Se è vero che Craxi puntò a ergersi ago della bilancia in mezzo ai due partiti di massa incapaci di ottenere da soli una maggioranza assoluta, bisogna pur ricordare che il Psi della seconda metà degli anni ’70 non era ancora il partito che sarebbe diventato nel corso degli anni ’80, in cui la presenza al governo serviva in gran parte per soddisfare il sottogoverno sempre più affaristico e corrotto. E l’attenzione di Crax i alla nuova realtà sociale, per quanto schematica, colpiva nel segno più delle generiche riflessioni anticapitaliste che Berlinguer continuava a propinare. Anche se il tema meriterebbe ovviamente un approfondimento maggiore, si può schematicamente ricordare che il governo di solidarietà nazionale si caratterizzò per una politica consociativa che cercava di rispondere alle richieste e agli interessi dei segmenti sociali rappresentati dai partiti della coalizione senza compiere scelte chiare e risolutive, e lasciando di fatto il carico della responsabilità maggiore sulle spalle del debito pubblico e sulle generazioni future. Fu proprio quella politica che, per esempio, deluse molte delle forze che negli anni 1974-1976 avevano comunque riversato la loro fiducia sul Pci; come anche, nello stesso tempo, radicalizzò le forze soprattutto giovanili che spingevano davvero (sia pure illusoriamente e volontaristicamente) per una «trasformazione rivoluzionaria» della realtà.

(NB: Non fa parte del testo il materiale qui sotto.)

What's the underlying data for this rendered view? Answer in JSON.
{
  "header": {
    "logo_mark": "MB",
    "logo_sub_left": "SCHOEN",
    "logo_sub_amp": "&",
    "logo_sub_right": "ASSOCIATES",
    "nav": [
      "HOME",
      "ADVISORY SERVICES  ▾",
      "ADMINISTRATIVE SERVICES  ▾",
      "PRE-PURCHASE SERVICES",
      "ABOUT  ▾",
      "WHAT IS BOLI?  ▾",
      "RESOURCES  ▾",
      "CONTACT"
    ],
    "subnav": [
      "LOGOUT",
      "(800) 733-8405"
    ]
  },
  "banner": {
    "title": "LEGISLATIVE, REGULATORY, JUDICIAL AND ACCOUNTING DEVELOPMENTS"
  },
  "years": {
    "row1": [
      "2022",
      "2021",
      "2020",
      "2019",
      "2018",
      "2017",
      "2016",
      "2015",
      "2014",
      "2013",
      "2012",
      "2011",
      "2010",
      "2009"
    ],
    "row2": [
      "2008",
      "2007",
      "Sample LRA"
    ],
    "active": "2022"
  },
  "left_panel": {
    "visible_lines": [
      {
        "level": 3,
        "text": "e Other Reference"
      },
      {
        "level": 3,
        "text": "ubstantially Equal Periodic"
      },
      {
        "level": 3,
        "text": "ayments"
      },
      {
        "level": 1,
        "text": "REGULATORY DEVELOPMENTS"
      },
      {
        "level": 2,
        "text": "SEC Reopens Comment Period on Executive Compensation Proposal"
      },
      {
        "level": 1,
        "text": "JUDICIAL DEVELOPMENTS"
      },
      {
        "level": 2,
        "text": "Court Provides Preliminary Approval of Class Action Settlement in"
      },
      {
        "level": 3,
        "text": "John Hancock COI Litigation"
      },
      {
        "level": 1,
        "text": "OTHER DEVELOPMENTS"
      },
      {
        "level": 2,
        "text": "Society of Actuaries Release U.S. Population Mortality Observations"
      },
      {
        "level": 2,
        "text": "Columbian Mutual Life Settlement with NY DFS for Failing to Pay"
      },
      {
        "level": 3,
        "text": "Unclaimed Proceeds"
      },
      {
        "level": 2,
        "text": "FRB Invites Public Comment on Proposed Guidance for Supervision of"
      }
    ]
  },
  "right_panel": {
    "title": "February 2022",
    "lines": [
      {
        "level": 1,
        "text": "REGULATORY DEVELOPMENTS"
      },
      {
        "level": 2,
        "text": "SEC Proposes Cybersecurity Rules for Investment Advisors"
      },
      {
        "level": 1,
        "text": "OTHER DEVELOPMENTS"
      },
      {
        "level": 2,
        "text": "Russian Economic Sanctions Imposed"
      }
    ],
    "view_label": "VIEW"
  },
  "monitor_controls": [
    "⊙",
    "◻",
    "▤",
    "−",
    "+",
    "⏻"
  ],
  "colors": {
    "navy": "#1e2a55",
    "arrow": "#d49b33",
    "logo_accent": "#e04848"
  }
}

Qui entra in gioco, e non si può che farlo in modo eccessivamente schematico, il tema della violenza e del terrorismo, cui per molto tempo i dirigenti del Pci attribuirono la responsabilità del fallimento della loro proposta politica soprattutto nei mesi tragici del rapimento Moro e in quelli successivi, caratterizzati da un’elezione – quella del giugno 1979 – in cui si perse in un colpo solo il 4% e un milione e mezzo di voti. Personalmente ritengo che una politica della «fermezza», così come venne praticata in quel periodo in Italia, fosse l’effetto di uno stato debole, diviso, corrotto e, come si sa adesso, fortemente inquinato e colluso in ambienti istituzionali non secondari. Il Pci cavalcò la politica della fermezza per accreditarsi definitivamente come forza democratica non tanto verso la società e le istituzioni, ma verso la Dc; e per allontanare senza il necessario approfondimento la questione dell’«album di famiglia» della violenza che sarebbe stata discussa successivamente. Nel momento in cui la strategia cavalcata negli anni ’70 si mostrò usurata e di fatto fallita, con l’inizio del nuovo decennio Berlinguer si ritirò nel ridotto della questione morale, rifiutando di affrontare in modo originale e con un’analisi rivolta al futuro il nuovo periodo che si era aperto con le vittorie di Thatcher e Reagan. La simpatia e il rispetto umano per l’uomo si mantennero intatti e forse si accrebbero; ma la fiducia nel leader politico iniziò a scemare vistosamente.

Gli anni ’70 erano stati un decennio di transizione, dove la politica italiana fu incapace di trovare risposte alle richieste di trasformazione della società. Berlinguer, nella prima metà del decennio, riuscì capitalizzare al massimo, grazie anche al proprio personale carisma, quella «strategia dell’obesità», per usare il termine usato da Luciano Cafagna, e cioè l’obiettivo di continuare a crescere senza prospettare un credibile sbocco di potere; quando però provò a rendere concreta la sua proposta strategica nuova – il compromesso storico – non poté fare altro che connotarla come un’alleanza subordinata e al ribasso con una Dc tutt’altro che riformata e riformatrice. E dopo quella fallimentare esperienza non poté che chiudere gli occhi di fronte ai mutamenti profondi della società rifugiandosi in un appello «morale» pur necessario e ineludibile ma da solo totalmente incapace di svolgere un ruolo politico significativo.